Houlahan and colleagues began by analysing 241 patients with treatment-naive prostate cancer (discovery cohort) who underwent germline whole-genome sequencing (WGS) and methylation profiling. Their aim was to quantify polymorphisms that modulate specific epigenetic features, termed cis-methylation quantitative trait loci (meQTLs). They then further investigated the tumour meQTLs — loci associated with altered methylation in malignant tissue but not in benign tissue — to distinguish them from meQTLs that exert effects in normal epithelial tissue. Validation using data from 348 patients in The Cancer Genome Atlas (TCGA) demonstrated that 14% of known prostate cancer risk loci might influence cancer risk by modulating tumour methylation. Some tumour meQTLs targeted prognostic cancer driver genes, including AKT1, the meQTL for which was predictive of aggressive disease in both the discovery cohort (HR 2.85; P = 0.0058) and validation cohort (HR 2.2; P = 0.017).

Overall, the team identified and validated 1,178 tumour meQTLs, 17 of which showed tumour-specific RNA or protein abundance changes (which were termed tumour meQTL-expression QTLs; eQTLs). These tumour meQTLs were enriched at tumour-specific regulatory regions in prostate cancer cell lines (LNCaP, PC3, VCaP and 22Rv1), a prostate epithelial cell line (RWPE-1) and in primary tumours, and preferentially targeted sites of chromatin looping.

The team identified a number of loci that were predictive of aggressive disease. Of note, their investigations identified the rs684232 haplotype, which is a known risk locus, providing validation for their approach, and loci targeting prostate cancer driver events, such as TCERG1L and AKT1. However, not all the identified risk meQTLs were tumour specific, and the authors hypothesize that the meQTLs detected in reference tissue might facilitate tumour initiation by modulating pre-neoplastic methylation, whereas the tumour meQTLs might facilitate tumour progression by modulating oncogenic methylation.
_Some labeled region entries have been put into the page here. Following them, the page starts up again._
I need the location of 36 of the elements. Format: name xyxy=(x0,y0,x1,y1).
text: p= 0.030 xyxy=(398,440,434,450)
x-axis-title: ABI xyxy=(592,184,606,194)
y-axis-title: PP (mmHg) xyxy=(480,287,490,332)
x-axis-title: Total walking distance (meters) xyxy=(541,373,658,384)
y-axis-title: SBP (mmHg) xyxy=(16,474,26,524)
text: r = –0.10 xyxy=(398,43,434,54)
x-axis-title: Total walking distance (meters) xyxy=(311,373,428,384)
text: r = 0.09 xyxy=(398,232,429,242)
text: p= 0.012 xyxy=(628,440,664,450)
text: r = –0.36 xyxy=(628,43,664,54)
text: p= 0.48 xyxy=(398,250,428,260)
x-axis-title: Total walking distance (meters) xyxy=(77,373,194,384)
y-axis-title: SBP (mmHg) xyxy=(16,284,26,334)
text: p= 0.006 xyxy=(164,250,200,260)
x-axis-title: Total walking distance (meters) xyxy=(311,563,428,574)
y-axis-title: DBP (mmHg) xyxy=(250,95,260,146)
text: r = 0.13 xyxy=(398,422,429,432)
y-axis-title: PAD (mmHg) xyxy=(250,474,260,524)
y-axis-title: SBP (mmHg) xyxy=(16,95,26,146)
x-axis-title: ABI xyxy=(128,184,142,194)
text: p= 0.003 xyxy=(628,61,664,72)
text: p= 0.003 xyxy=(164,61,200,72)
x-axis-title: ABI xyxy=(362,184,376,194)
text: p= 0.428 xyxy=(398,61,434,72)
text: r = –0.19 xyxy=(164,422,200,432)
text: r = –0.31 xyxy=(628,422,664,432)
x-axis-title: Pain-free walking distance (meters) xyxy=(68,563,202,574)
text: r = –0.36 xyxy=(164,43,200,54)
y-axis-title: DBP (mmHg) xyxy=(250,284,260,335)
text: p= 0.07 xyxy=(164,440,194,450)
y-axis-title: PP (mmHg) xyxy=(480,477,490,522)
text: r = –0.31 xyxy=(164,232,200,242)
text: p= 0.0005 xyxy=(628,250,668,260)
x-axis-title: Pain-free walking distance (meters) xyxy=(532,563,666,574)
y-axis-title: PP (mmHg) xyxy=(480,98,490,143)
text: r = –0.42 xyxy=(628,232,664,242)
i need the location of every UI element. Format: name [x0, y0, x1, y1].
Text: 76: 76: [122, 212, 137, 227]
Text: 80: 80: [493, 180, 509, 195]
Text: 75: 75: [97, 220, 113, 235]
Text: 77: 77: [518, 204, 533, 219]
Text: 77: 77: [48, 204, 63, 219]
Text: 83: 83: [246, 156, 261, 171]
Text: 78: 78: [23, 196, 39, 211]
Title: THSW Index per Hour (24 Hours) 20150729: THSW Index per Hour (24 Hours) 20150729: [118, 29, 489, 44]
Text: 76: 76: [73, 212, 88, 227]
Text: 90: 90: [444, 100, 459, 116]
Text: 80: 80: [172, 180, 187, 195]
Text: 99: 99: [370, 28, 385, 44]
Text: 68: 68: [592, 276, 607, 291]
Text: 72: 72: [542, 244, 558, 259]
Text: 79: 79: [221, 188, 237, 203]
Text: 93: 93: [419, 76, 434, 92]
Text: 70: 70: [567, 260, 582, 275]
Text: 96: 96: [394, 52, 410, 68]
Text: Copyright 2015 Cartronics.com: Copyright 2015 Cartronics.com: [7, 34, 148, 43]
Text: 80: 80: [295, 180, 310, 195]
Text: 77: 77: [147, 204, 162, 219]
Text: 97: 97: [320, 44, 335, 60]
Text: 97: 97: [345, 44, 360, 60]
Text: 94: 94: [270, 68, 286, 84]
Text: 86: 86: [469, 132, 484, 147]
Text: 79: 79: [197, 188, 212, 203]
“The tumour-specific role of some germline variants in modulating tumour methylation is particularly interesting, as these germline variants are present in non-malignant tissue but their regulatory role appears to only be triggered in a tumourigenic environment,” first author Katie Houlahan tells Nature Reviews Urology. “Thus the tumour-specific label might stratify germline variants that are involved in tumour initiation from those involved in tumour progression. This is just a hypothesis at this point and requires more follow-up.”

14% of known prostate cancer risk loci might influence cancer risk by modulating tumour methylation

Corresponding author Paul Boutros summarizes: “The germline genome a patient is born with influences the ways that prostate cancer evolves in literally thousands of ways. These influences can start off at the epigenome and then ripple through the central dogma to affect cellular biology. Those changes in cellular biology seem to, in some not yet understood ways, influence clinical behaviour — including a patient’s risk of dying from the disease. Taken together, this means our work reveals a new landscape of mechanisms by which germline features influence prostate cancer behaviour.”